Hacking Ebola
A scientist separates blood cells from plasma cells to isolate Ebola RNA to test for the virus at the European Mobile Laboratory in Gueckedou April 3, 2014. Researchers are now turning to big data from social media and mobile phones to help fight the deadliest outbreak ever. Reuters/Misha Hussain

The Ebola outbreak in West Africa is the largest ever recorded.To date there have been more than 5,800 cases and 2,800 deaths recorded by the World Health Organization (WHO). The U.S. Centers for Disease Control and Prevention has predicted that it could affect 1.4 million people. Before this, the largest Ebola outbreak killed 425 people in Uganda more than a decade ago.

But today, health workers are using a resource they didn’t have back then.

“Big data has really changed epidemiology,” Madhav Marathe, director of Virginia Bioinformatics Institute’s Network Dynamics and Simulation Science Laboratory, said to International Business Times.

His team has been working with the U.S. Department of Defense for nine years to help track diseases like Ebola and H5N1 and create models to predict how they might spread.
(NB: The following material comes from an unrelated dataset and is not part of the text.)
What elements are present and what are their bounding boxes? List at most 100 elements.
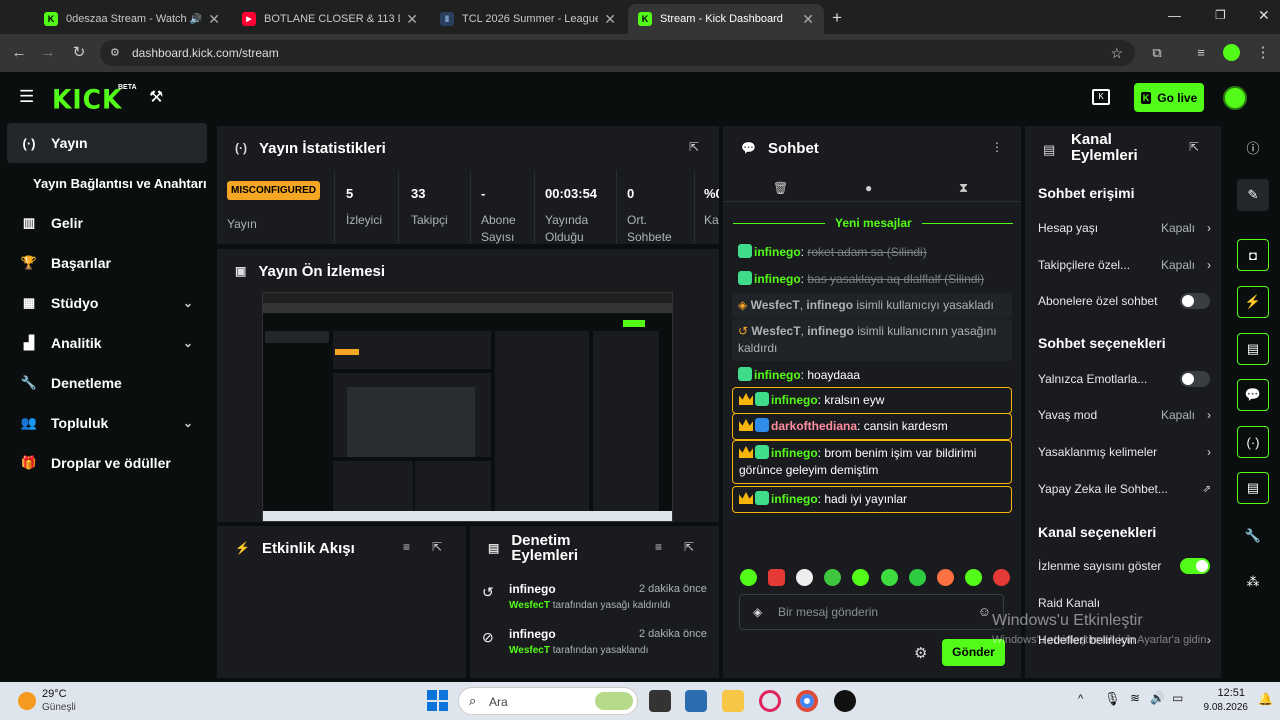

Recently, they’ve started using data from cellphones and social media in addition to more traditional methods.

“There have been some very interesting new developments that can have a huge impact,” he said, explaining that researchers are now using new sources like cellphone data or social media postings to help them track and fight the deadly virus. “You take all this data and build this virtual city and it allows us to synthesize and fuse multiple data sources to run large-scale simulations.”

Caitlin Rivers, one of his Marathe’s team members, has been compiling and analyzing data as part of a new project called “#HackEbola,” in which she digitizes the data put out by local ministries of health and publishes the results online.

The recent outbreak has only emphasized how weak health systems are in the affected countries. Sub-Saharan Africa is home to 1 percent of the world’s population but bears 24 percent of its global disease burden, according to the WHO. Before the outbreak, Liberia had just one doctor for every 70,000 people, while Sierra Leone one for every 45,000. At the same time, mobile data use has been growing exponentially and is on track to hit 930 million users by the end of 2019, up from 551 million at the end of last year. For doctors fighting Ebola, this is more than an interesting trend -- it’s a valuable resource.

“If it were happening in the U.S. we’d have a lot of databases for health care and electronic records, but those things don’t exist in the same way over there,” Laura Forsberg White, associate professor of biostatistics at Boston University, told IBtimes. “There is a lot of interest and people feel optimistic that there is a lot we can gain from this that we can’t gain from our traditional data sources.”

Caroline Buckee, associate director of the Center for Communicable Disease Dynamics at Harvard’s School of Public Health, has spent the last few years using cellphone data to help track diseases.

“They are particularly useful sources of data in settings where we don’t have other information,” Caroline Buckee, assistant professor of epidemiology at Harvard School of Public Health, told IBTimes. She and her team have been working with local cellphone providers, who are able to give them data from cellphone users that helps track movement. “This approach could be useful almost anywhere there are people and phones.”

Basically, whenever a person makes a call, the call is routed through the nearest cellphone tower, which can give an approximate location.

Flowminder Average movements
Flowminder used a random sample of 150,000 anonymous mobile phones to map out average daily movements. This kind of data is being used by researchers to help stem the Ebola outbreak. Flowminder

“You can build up a picture of where the person is over time, and count the transitions between different towers,” Buckee said, adding that all cellphone providers “anonymize” their data, which means that researchers can analyze how people are moving, without knowing anything else about them, which addresses privacy issues.

Buckee recently joined the board of Flowminder, a Stockholm-based organization that uses cellphone data to help NGOs and government agencies tackle large-scale public health problems that come from natural disasters or disease outbreaks.

Unlike malaria, Ebola is transmitted by human contact, which means knowing when and how people are moving around can provide incredible insight to researchers trying to stem the outbreak.

Flowminder 1
A map created by Flowminder using anonymous cell phone data shows how people move from various urban centers in West Africa. Flowminder

But it’s not just cellphone movement that’s helping researchers, it’s also what people are using their phones for.

HealthMaps is another online platform that combs the Internet to track and predict diseases around the world. Nine days before the WHO announced the outbreak in Guinea on March 23, a team of researchers thousands of miles away already knew about it, because their software had picked up a local news report of “une étrange fièvre,” (a strange fever) in the Guinean town of Macenta on March 14.

HealthMaps
HealthMaps has been tracking the Ebola outbreak since March 14. HealthMaps

“We allow anyone, anywhere in the world to submit a direct report of an outbreak event,” HealthMaps co-founder Clark Freifeld said in a recent interview with Fast Company, adding that the more people become connected, the more possibilities are opened up.